Wer öffentlich Musik abspielt, muss meist zahlen - Gebühren an die Verwertungsgesellschaft Gema. Sie vertritt die Interessen von Komponisten und Musikern. Doch viele, vor allem kleine Live-Lokale Berlins können das Geld nicht mehr aufbringen und ziehen ihre Konsequenzen.

John Kunkeler sitzt im karg eingerichteten Backstage-Raum seines Clubs und sieht schwarz. Das liegt nicht daran, dass - von ihm unkommentiert - ab und an die Beleuchtung ausfällt. John Kunkeler ist vielmehr pessimistisch, weil sein Laden und die Zukunft der Berliner Jazzszene in Gefahr ist. Schuld daran trage die Gema.

Jene Gesellschaft für musikalische Aufführungs- und mechanische Vervielfältigungsrechte (Gema) verlangt für Auftritte in seinem "Schlot" an der Chausseestraße Beträge, die er mit seinem derzeitigen Programm aus Jazz und Nachwuchsbands nicht einspielen kann. Das Problem trifft die meisten kleinen Berliner Jazz-Läden, etwa das "A-Trane". Andere, wie das "Quasimodo", haben unter dem Druck der Gema-Forderungen auf ein kommerzielleres Programm umgeschwenkt.
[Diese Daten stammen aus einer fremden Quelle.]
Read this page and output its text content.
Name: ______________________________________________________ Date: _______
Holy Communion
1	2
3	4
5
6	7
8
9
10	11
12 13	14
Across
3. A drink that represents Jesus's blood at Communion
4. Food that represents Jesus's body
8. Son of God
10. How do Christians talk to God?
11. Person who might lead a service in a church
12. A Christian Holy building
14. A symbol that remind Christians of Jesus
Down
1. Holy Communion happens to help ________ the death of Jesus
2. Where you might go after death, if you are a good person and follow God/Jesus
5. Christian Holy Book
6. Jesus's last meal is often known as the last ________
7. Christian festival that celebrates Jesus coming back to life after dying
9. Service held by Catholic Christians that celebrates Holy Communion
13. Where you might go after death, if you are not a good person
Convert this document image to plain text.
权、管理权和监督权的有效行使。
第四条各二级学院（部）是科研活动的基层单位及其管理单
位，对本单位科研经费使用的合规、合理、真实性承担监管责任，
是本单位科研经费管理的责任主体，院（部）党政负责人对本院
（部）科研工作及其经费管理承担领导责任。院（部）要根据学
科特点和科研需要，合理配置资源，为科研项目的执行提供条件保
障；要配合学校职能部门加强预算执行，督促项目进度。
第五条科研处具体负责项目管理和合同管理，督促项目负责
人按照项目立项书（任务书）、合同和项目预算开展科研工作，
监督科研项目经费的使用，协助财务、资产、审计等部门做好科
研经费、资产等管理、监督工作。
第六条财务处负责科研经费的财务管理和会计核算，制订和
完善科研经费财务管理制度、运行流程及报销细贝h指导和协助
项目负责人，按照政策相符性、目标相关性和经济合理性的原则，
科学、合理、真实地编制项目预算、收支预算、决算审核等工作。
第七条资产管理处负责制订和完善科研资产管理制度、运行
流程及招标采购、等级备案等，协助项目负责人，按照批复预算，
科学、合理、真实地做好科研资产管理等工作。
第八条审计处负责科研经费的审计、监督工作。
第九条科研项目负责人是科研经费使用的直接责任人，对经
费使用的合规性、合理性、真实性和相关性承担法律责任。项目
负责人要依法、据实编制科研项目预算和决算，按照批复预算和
Spätestens seit dem Umzug im Jahr 2000 in die aufwendig restaurierten Edisonhöfe in Mitte zählt der "Schlot" zu den renommiertesten Jazzclubs Berlins. Auf der gegenüberliegenden Seite des Hofs befindet sich die Berliner Dependance von Musikriese Sony Music. Und dass von jener Tonträgerindustrie wegen sinkender Verkäufe infolge von Internetpiraterie nicht mehr die üblichen Erlöse an die Gema abgeführt werden, sei laut Kunkeler einer der Gründe, warum er nun unter Druck gerät. "Angesichts solcher Verluste, greift sich die Gema jetzt die, bei der sie meint, noch etwas holen zu können: die Clubbetreiber." Seinen Lebensunterhalt jedenfalls bestreitet er nicht aus den Einnahmen des Clubs.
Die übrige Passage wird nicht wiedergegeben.